Foi realizada no dia 9 de abril, na Escola Politécnica de Saúde Joaquim Venâncio (EPSJV/Fiocruz), a oficina de planejamento para a construção da turma de 2026 do curso Qualificação em Participação Social e Gestão em Saúde. Este ano, a iniciativa é voltada à formação de lideranças de movimentos de mulheres em situação de rua.
O curso, fundado em 2010 em parceria com movimentos sociais, é coordenado pelas pesquisadoras Valéria Castro, do Departamento de Estudos em Violência e Saúde (Claves/ENSP), e Letícia Batista, do Laboratório de Educação Profissional em Gestão em Saúde (Labgestão/EPSJV). Com o objetivo de articular conselheiros de saúde e representantes da sociedade civil ao movimento nacional de pessoas em situação de rua, a iniciativa se insere em um debate – já consolidado em diferentes espaços – sobre o cuidado e os direitos dessas populações, especialmente das mulheres.
Durante a oficina, realizada em modelo híbrido, foi debatida a formação de lideranças de mulheres em situação de rua, com foco na ampliação da participação delas no controle social da saúde e na formulação de políticas voltadas ao fortalecimento dos serviços públicos para populações vulnerabilizadas. O enfoque de gênero se justifica pela necessidade de enfrentamento à violência contra a mulher, que se manifesta de forma intensa nessa população.

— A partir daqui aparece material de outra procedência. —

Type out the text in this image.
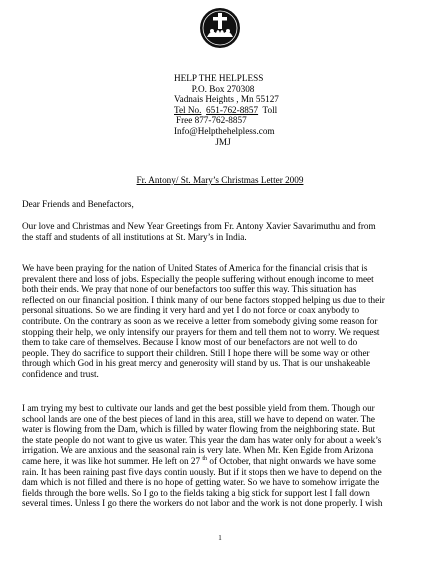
HELP THE HELPLESS
P.O. Box 270308
Vadnais Heights , Mn 55127
Tel No. 651-762-8857 Toll
Free 877-762-8857
Info@Helpthehelpless.com
JMJ
Fr. Antony/ St. Mary’s Christmas Letter 2009
Dear Friends and Benefactors,
Our love and Christmas and New Year Greetings from Fr. Antony Xavier Savarimuthu and from
the staff and students of all institutions at St. Mary’s in India.
We have been praying for the nation of United States of America for the financial crisis that is
prevalent there and loss of jobs. Especially the people suffering without enough income to meet
both their ends. We pray that none of our benefactors too suffer this way. This situation has
reflected on our financial position. I think many of our bene factors stopped helping us due to their
personal situations. So we are finding it very hard and yet I do not force or coax anybody to
contribute. On the contrary as soon as we receive a letter from somebody giving some reason for
stopping their help, we only intensify our prayers for them and tell them not to worry. We request
them to take care of themselves. Because I know most of our benefactors are not well to do
people. They do sacrifice to support their children. Still I hope there will be some way or other
through which God in his great mercy and generosity will stand by us. That is our unshakeable
confidence and trust.
I am trying my best to cultivate our lands and get the best possible yield from them. Though our
school lands are one of the best pieces of land in this area, still we have to depend on water. The
water is flowing from the Dam, which is filled by water flowing from the neighboring state. But
the state people do not want to give us water. This year the dam has water only for about a week’s
irrigation. We are anxious and the seasonal rain is very late. When Mr. Ken Egide from Arizona
came here, it was like hot summer. He left on 27 $^{th}$ of October, that night onwards we have some
rain. It has been raining past five days contin uously. But if it stops then we have to depend on the
dam which is not filled and there is no hope of getting water. So we have to somehow irrigate the
fields through the bore wells. So I go to the fields taking a big stick for support lest I fall down
several times. Unless I go there the workers do not labor and the work is not done properly. I wish
1
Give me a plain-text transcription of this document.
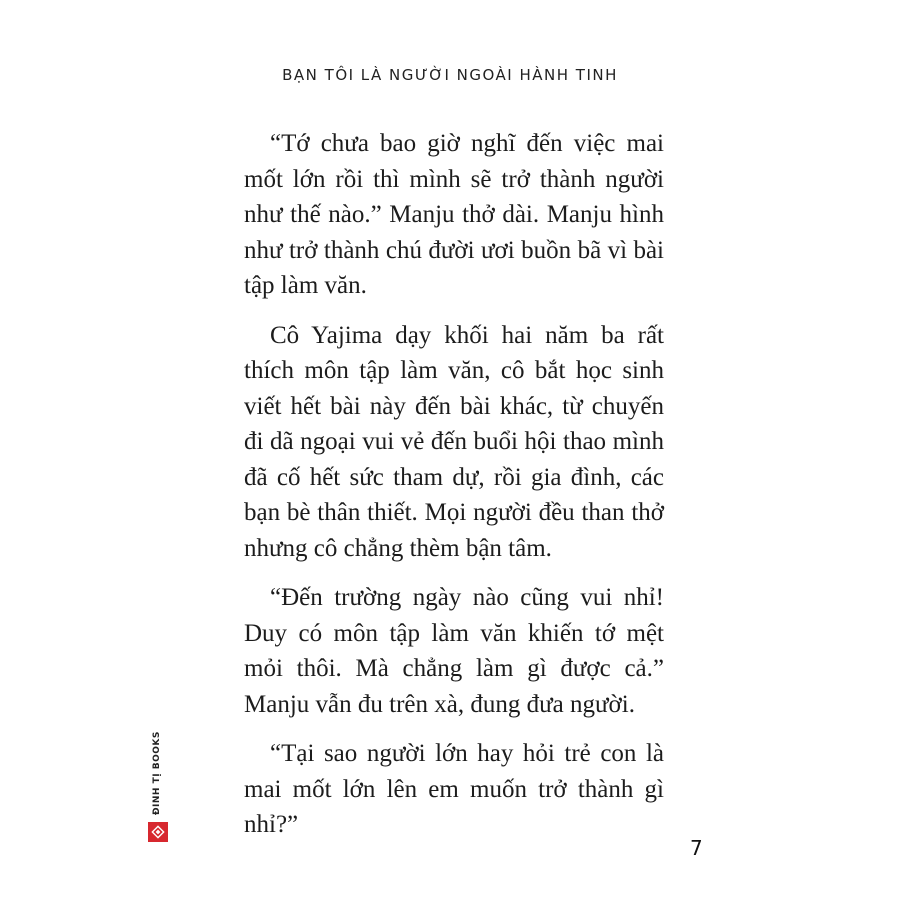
BẠN TÔI LÀ NGƯỜI NGOÀI HÀNH TINH

“Tớ chưa bao giờ nghĩ đến việc mai mốt lớn rồi thì mình sẽ trở thành người như thế nào.” Manju thở dài. Manju hình như trở thành chú đười ươi buồn bã vì bài tập làm văn.

Cô Yajima dạy khối hai năm ba rất thích môn tập làm văn, cô bắt học sinh viết hết bài này đến bài khác, từ chuyến đi dã ngoại vui vẻ đến buổi hội thao mình đã cố hết sức tham dự, rồi gia đình, các bạn bè thân thiết. Mọi người đều than thở nhưng cô chẳng thèm bận tâm.

“Đến trường ngày nào cũng vui nhỉ! Duy có môn tập làm văn khiến tớ mệt mỏi thôi. Mà chẳng làm gì được cả.” Manju vẫn đu trên xà, đung đưa người.

“Tại sao người lớn hay hỏi trẻ con là mai mốt lớn lên em muốn trở thành gì nhỉ?”

ĐINH TỊ BOOKS
7
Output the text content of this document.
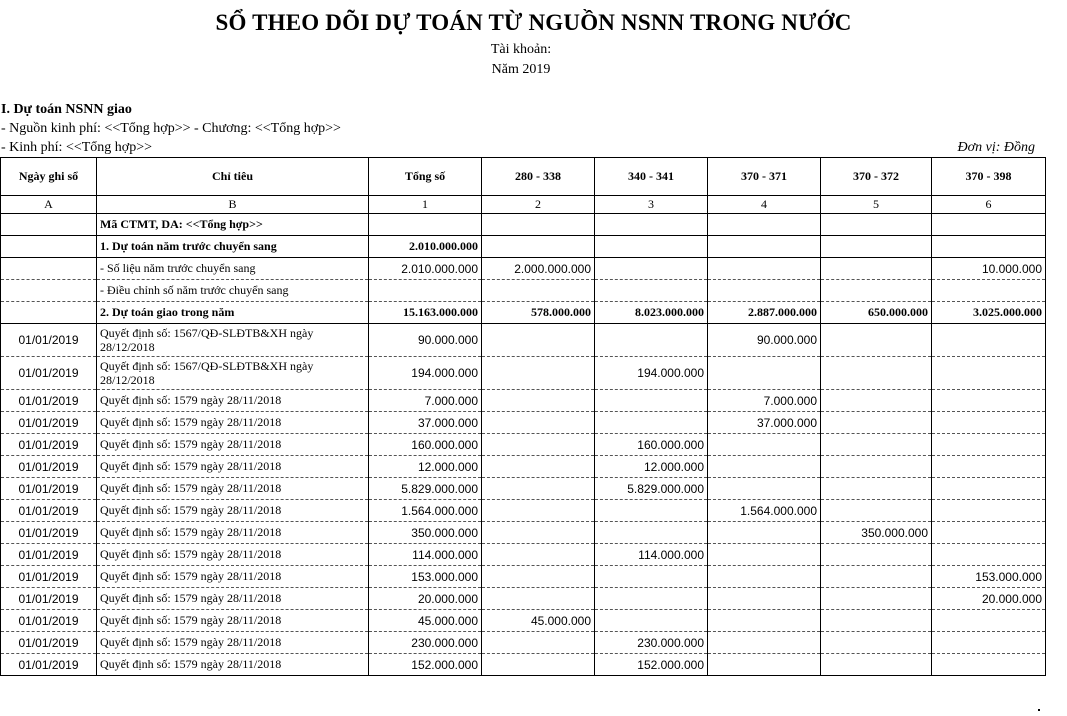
SỔ THEO DÕI DỰ TOÁN TỪ NGUỒN NSNN TRONG NƯỚC
Tài khoản:
Năm 2019
I. Dự toán NSNN giao
- Nguồn kinh phí: <<Tổng hợp>> - Chương: <<Tổng hợp>>
- Kinh phí: <<Tổng hợp>>	Đơn vị: Đồng
Ngày ghi sổ	Chỉ tiêu	Tổng số	280 - 338	340 - 341	370 - 371	370 - 372	370 - 398
A	B	1	2	3	4	5	6
	Mã CTMT, DA: <<Tổng hợp>>						
	1. Dự toán năm trước chuyển sang	2.010.000.000					
	- Số liệu năm trước chuyển sang	2.010.000.000	2.000.000.000				10.000.000
	- Điều chỉnh số năm trước chuyển sang						
	2. Dự toán giao trong năm	15.163.000.000	578.000.000	8.023.000.000	2.887.000.000	650.000.000	3.025.000.000
01/01/2019	Quyết định số: 1567/QĐ-SLĐTB&XH ngày 28/12/2018	90.000.000			90.000.000		
01/01/2019	Quyết định số: 1567/QĐ-SLĐTB&XH ngày 28/12/2018	194.000.000		194.000.000			
01/01/2019	Quyết định số: 1579 ngày 28/11/2018	7.000.000			7.000.000		
01/01/2019	Quyết định số: 1579 ngày 28/11/2018	37.000.000			37.000.000		
01/01/2019	Quyết định số: 1579 ngày 28/11/2018	160.000.000		160.000.000			
01/01/2019	Quyết định số: 1579 ngày 28/11/2018	12.000.000		12.000.000			
01/01/2019	Quyết định số: 1579 ngày 28/11/2018	5.829.000.000		5.829.000.000			
01/01/2019	Quyết định số: 1579 ngày 28/11/2018	1.564.000.000			1.564.000.000		
01/01/2019	Quyết định số: 1579 ngày 28/11/2018	350.000.000				350.000.000	
01/01/2019	Quyết định số: 1579 ngày 28/11/2018	114.000.000		114.000.000			
01/01/2019	Quyết định số: 1579 ngày 28/11/2018	153.000.000					153.000.000
01/01/2019	Quyết định số: 1579 ngày 28/11/2018	20.000.000					20.000.000
01/01/2019	Quyết định số: 1579 ngày 28/11/2018	45.000.000	45.000.000				
01/01/2019	Quyết định số: 1579 ngày 28/11/2018	230.000.000		230.000.000			
01/01/2019	Quyết định số: 1579 ngày 28/11/2018	152.000.000		152.000.000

Participação institucional e do movimento social marca a oficina
A oficina reuniu, além das coordenadoras do curso, docentes e pesquisadoras da Fiocruz, representantes de coletivos e organizações de defesa dos direitos da população em situação de rua, integrantes do Comitê Intersetorial de Acompanhamento e Monitoramento da Política Nacional para a População em Situação de Rua (CIAMP-Rua), vinculado ao Ministério dos Direitos Humanos e da Cidadania (MDHC), e mulheres de diferentes estados do Movimento Nacional de Pessoas em Situação de Rua (MNPSR) e do Movimento Nacional de Luta e Defesa da População em Situação de Rua (MNLDPSR).
A abertura contou com falas institucionais do vice-diretor de Ensino da ENSP, Gideon Borges, também coordenador do Mestrado Profissional em Participação e Controle Social em Saúde; da vice-diretora de Ensino e Informação da EPSJV, Márcia Valéria Morosini; da coordenadora do Claves/ENSP, Joviana Avanci; e do coordenador do Labgestão, Antônio Ribeiro. Em suas intervenções, destacaram a relevância da iniciativa e o fortalecimento de processos formativos voltados às lideranças de mulheres em situação de rua.
A expectativa é que a experiência das instituições envolvidas na formação em saúde, aliada à força do movimento de mulheres PopRua, contribua para ampliar o acesso dessas mulheres aos cuidados no SUS e a outras políticas intersetoriais. A oficina evidenciou a força do movimento e das organizações presentes, bem como a importância de garantir recursos e estruturar um cronograma de ações que consolide a parceria institucional para a realização do curso.